Target’s Up & Up Cleaners
Unlike food, cosmetics and drugs, ingredient labels are not required for cleaning products. Some companies choose to include their ingredients because of consumer pressure—others do not, including, Target’s Up & Up brand cleaners. This brand’s toilet bowl cleaner and glass and surface wipes list no ingredients whatsoever. Other cleaners in its line of products list only one or two ingredients, or use vague terms. Hiding something, eh?
Lysol Disinfectant Power Toilet Bowl Cleaner with Lime & Rust Remover
You know many household cleaners on the market pose serious health hazards, but what about death? This toilet bowl cleaner from Lysol even states on the label that it is “harmful or fatal if swallowed”. The label also suggests wearing safety goggles as a bit of this acidic concoction can cause “irreversible damage” to eyes. So not worth a clean toilet.
Ajax, Dynamo and Fab Ultra Liquid Laundry Detergents
How does mixing in a little formaldehyde into your washer full of laundry sound? That’s what you do if you use any of these Phoenix Brands detergents. As a known human carcinogen at its worst, formaldehyde has also been found to cause asthma and allergies. The company only lists this information on the product as a technical disclosure for workers.
Comet Disinfectant Cleanser Powder
One hundred forty-six: that’s the number of chemicals the EWG found in this common household toilet cleaner. Some of the chemicals are known to cause cancer, asthma and reproductive disorders. The most toxic of the chemicals found, including formaldehyde, benzene, chloroform and toluene, are not listed on the label. The EWG states that little is known about the health hazards of most of the hidden chemicals.

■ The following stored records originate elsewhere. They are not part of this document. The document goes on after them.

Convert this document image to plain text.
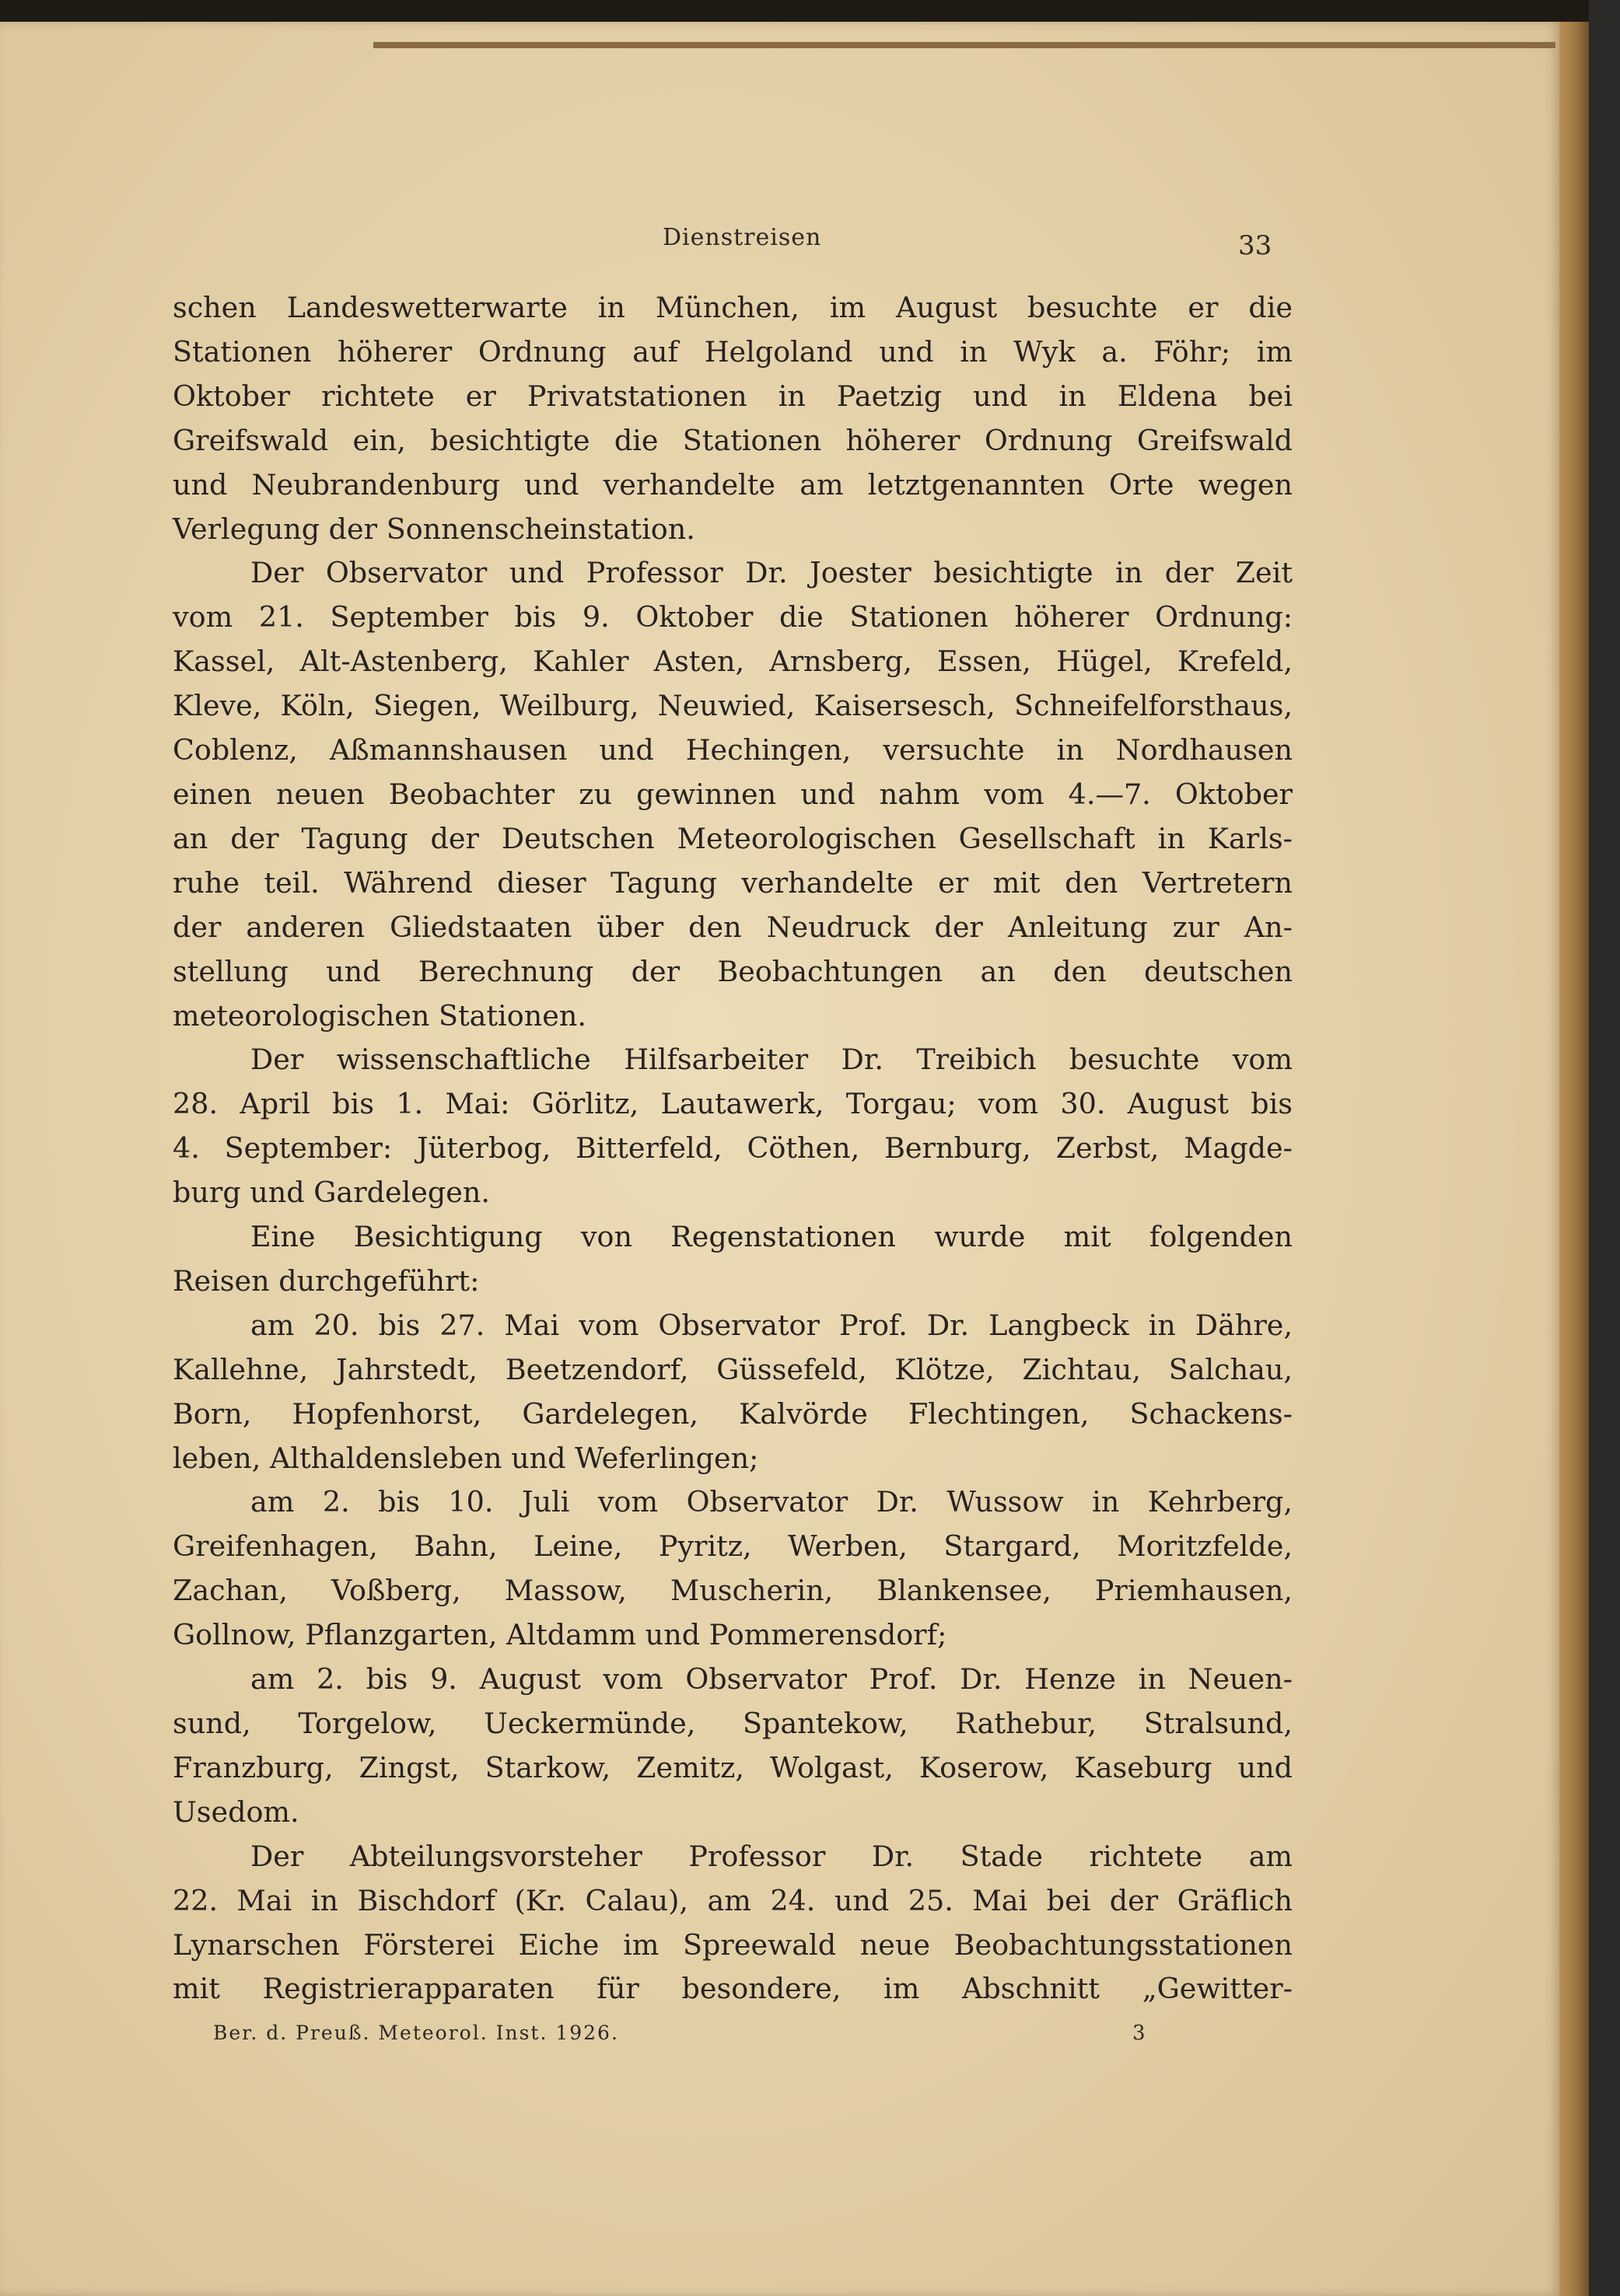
Dienstreisen	33

schen Landeswetterwarte in München, im August besuchte er die

Stationen höherer Ordnung auf Helgoland und in Wyk a. Föhr; im

Oktober richtete er Privatstationen in Paetzig und in Eldena bei

Greifswald ein, besichtigte die Stationen höherer Ordnung Greifswald

und Neubrandenburg und verhandelte am letztgenannten Orte wegen

Verlegung der Sonnenscheinstation.

Der Observator und Professor Dr. Joester besichtigte in der Zeit

vom 21. September bis 9. Oktober die Stationen höherer Ordnung:

Kassel, Alt-Astenberg, Kahler Asten, Arnsberg, Essen, Hügel, Krefeld,

Kleve, Köln, Siegen, Weilburg, Neuwied, Kaisersesch, Schneifelforsthaus,

Coblenz, Aßmannshausen und Hechingen, versuchte in Nordhausen

einen neuen Beobachter zu gewinnen und nahm vom 4.—7. Oktober

an der Tagung der Deutschen Meteorologischen Gesellschaft in Karls-

ruhe teil. Während dieser Tagung verhandelte er mit den Vertretern

der anderen Gliedstaaten über den Neudruck der Anleitung zur An-

stellung und Berechnung der Beobachtungen an den deutschen

meteorologischen Stationen.

Der wissenschaftliche Hilfsarbeiter Dr. Treibich besuchte vom

28. April bis 1. Mai: Görlitz, Lautawerk, Torgau; vom 30. August bis

4. September: Jüterbog, Bitterfeld, Cöthen, Bernburg, Zerbst, Magde-

burg und Gardelegen.

Eine Besichtigung von Regenstationen wurde mit folgenden

Reisen durchgeführt:

am 20. bis 27. Mai vom Observator Prof. Dr. Langbeck in Dähre,

Kallehne, Jahrstedt, Beetzendorf, Güssefeld, Klötze, Zichtau, Salchau,

Born, Hopfenhorst, Gardelegen, Kalvörde Flechtingen, Schackens-

leben, Althaldensleben und Weferlingen;

am 2. bis 10. Juli vom Observator Dr. Wussow in Kehrberg,

Greifenhagen, Bahn, Leine, Pyritz, Werben, Stargard, Moritzfelde,

Zachan, Voßberg, Massow, Muscherin, Blankensee, Priemhausen,

Gollnow, Pflanzgarten, Altdamm und Pommerensdorf;

am 2. bis 9. August vom Observator Prof. Dr. Henze in Neuen-

sund, Torgelow, Ueckermünde, Spantekow, Rathebur, Stralsund,

Franzburg, Zingst, Starkow, Zemitz, Wolgast, Koserow, Kaseburg und

Usedom.

Der Abteilungsvorsteher Professor Dr. Stade richtete am

22. Mai in Bischdorf (Kr. Calau), am 24. und 25. Mai bei der Gräflich

Lynarschen Försterei Eiche im Spreewald neue Beobachtungsstationen

mit Registrierapparaten für besondere, im Abschnitt „Gewitter-

Ber. d. Preuß. Meteorol. Inst. 1926.	3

Citra-Solv Cleaner & Degreaser
Even though some cleaners contain ingredients derived from plants instead of petroleum, that doesn’t mean they’re safe. Case in point: this cleaner and degreaser is made from d-limonene and orange oils from citrus peels. Sounds innocent, but when sprayed into the air these oils can react with trace levels of ozone air pollution to form ultra-fine particles that can penetrate deep into the lungs.
Clorox, Fantastik, Febreze, Formula 409, Easy-Off, Lysol, Mr. Clean and Spic and Span
Many of these brand name spray cleaners are laced with ingredients that cause asthma, including quaternary ammonium compounds or ethanolamine. These chemicals can trigger asthma attacks and even cause new cases of the disease. These products essentially spray these dangerous chemicals directly into your home’s air.
DampRid Mildew Stain Remover Plus Blocker
This bathroom cleaner contains up to 10 percent of a toxic solvent called 2-butoxyethanol. Canada only allows this chemical’s use in non-aerosol cleaners up to 6 percent. As if that wasn’t enough of a hazardous toxin for one cleaning product, this product also includes nonylphenol ethoxylate, a chemical prohibited in cleaners in the European Union.